The U.S. Dollar Index edged up 0.17% to $97.82 early Friday as traders assess the impact of President Donald Trump’s latest letter communicating a 35% levy on Canada by Aug. 1 if a deal doesn’t get done.
The DXY measures the performance of the greenback against a basket of six major global currencies.
The index fell to a nearly three-and-a-half-year low of 96.38 on July 1 before staging a recovery.
The Invesco DB US Dollar Index Bullish Fund (UUP), an exchange-traded fund (ETF) that tracks the performance of the Deutsche Bank Long US Dollar Index (USDX) Futures Index, was seen up 0.15% at $27.18 in Friday’s early premarket trading.

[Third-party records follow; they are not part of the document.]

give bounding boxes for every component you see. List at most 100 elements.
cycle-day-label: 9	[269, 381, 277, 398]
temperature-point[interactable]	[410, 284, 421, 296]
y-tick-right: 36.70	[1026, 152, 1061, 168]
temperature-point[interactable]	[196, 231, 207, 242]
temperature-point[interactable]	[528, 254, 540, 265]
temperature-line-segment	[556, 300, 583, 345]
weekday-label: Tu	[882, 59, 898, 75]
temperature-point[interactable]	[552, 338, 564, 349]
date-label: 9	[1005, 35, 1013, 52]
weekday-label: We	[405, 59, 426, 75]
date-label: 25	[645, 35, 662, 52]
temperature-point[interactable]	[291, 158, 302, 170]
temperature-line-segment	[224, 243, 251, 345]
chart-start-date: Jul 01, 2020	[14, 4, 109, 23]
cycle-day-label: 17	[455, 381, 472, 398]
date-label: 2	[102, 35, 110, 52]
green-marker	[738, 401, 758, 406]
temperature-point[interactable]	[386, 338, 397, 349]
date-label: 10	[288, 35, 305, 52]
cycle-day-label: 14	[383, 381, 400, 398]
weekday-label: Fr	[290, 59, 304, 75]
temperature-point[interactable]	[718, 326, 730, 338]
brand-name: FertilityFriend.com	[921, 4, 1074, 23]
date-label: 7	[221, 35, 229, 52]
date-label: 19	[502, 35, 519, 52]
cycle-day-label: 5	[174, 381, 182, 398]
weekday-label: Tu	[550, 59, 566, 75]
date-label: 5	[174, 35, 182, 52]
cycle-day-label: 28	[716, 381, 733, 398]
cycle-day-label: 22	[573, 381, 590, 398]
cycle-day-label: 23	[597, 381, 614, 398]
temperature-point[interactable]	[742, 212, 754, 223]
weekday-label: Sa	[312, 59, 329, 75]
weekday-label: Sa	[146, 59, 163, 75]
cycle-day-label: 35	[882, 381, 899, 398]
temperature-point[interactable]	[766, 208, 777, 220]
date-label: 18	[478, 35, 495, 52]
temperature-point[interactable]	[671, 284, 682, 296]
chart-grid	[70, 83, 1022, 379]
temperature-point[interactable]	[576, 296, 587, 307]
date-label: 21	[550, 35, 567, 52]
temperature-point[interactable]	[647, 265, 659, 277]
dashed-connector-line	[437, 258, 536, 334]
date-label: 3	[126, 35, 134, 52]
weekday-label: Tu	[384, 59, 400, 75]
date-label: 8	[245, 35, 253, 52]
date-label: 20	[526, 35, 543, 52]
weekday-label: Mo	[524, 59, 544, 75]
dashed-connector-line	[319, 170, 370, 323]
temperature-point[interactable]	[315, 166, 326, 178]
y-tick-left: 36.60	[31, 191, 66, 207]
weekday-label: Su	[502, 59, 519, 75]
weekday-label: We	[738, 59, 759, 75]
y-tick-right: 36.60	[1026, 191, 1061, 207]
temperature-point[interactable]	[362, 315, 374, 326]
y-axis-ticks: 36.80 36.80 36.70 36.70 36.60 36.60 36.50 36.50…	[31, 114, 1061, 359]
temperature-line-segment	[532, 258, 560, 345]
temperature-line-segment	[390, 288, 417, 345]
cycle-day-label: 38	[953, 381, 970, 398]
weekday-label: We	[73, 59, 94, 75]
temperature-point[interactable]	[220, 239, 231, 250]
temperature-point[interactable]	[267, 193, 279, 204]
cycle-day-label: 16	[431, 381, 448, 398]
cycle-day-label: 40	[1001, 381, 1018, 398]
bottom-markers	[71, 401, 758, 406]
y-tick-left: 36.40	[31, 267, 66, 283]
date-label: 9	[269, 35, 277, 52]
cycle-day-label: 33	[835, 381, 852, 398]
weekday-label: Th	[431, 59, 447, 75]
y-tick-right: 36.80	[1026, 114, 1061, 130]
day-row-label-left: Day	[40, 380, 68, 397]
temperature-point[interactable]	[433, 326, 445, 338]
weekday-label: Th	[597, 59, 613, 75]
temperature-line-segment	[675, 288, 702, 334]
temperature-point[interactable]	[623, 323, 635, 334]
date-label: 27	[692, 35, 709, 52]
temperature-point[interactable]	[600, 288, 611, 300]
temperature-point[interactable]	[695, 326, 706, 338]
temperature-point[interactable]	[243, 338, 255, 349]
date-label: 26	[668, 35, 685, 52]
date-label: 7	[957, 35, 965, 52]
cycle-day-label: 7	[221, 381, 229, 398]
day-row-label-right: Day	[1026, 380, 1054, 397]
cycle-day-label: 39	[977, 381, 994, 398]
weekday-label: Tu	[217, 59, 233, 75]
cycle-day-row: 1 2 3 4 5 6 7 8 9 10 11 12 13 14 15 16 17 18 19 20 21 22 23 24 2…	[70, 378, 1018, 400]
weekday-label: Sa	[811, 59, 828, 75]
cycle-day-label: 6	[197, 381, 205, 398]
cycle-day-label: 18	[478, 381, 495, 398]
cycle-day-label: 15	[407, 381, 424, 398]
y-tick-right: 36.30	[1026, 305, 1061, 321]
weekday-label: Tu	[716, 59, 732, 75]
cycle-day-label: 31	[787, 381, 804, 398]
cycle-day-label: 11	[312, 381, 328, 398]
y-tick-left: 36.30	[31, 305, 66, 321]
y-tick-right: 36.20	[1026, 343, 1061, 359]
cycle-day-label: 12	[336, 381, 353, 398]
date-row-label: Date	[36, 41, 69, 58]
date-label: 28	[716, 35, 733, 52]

The UUP has lost about 7.75% year-to-date, while the SPDR S&P 500 ETF (SPY), an exchange-traded fund (ETF) that tracks the S&P 500, is up 7.4%
The president also reportedly told NBC News that he is mulling a blanket rate of 15%-20% for the remaining countries, which have not been addressed in the over a dozen letters he dispatched this week.
The Canadian dollar slipped in reaction, dropping about 0.50% immediately after Trump’s announcement. The loonie recouped some of the losses and was last seen trading down by 0.27% against its U.S. counterpart.
IG Market analyst Tony Sycamore said, although the market has already factored in tariff developments, it has not braced for the levy on Canada, Reuters reported.
The dollar firmed up by the most against the Japanese yen, rising 0.41% to 146.8 yen a dollar.
Trump said earlier this week that the European Union could get a letter on Friday despite the 27-nation bloc, Washington’s biggest trading partner, signaling that it was working on a preliminary framework agreement to sidestep a higher rate that could become applicable by the Aug. 1 deadline.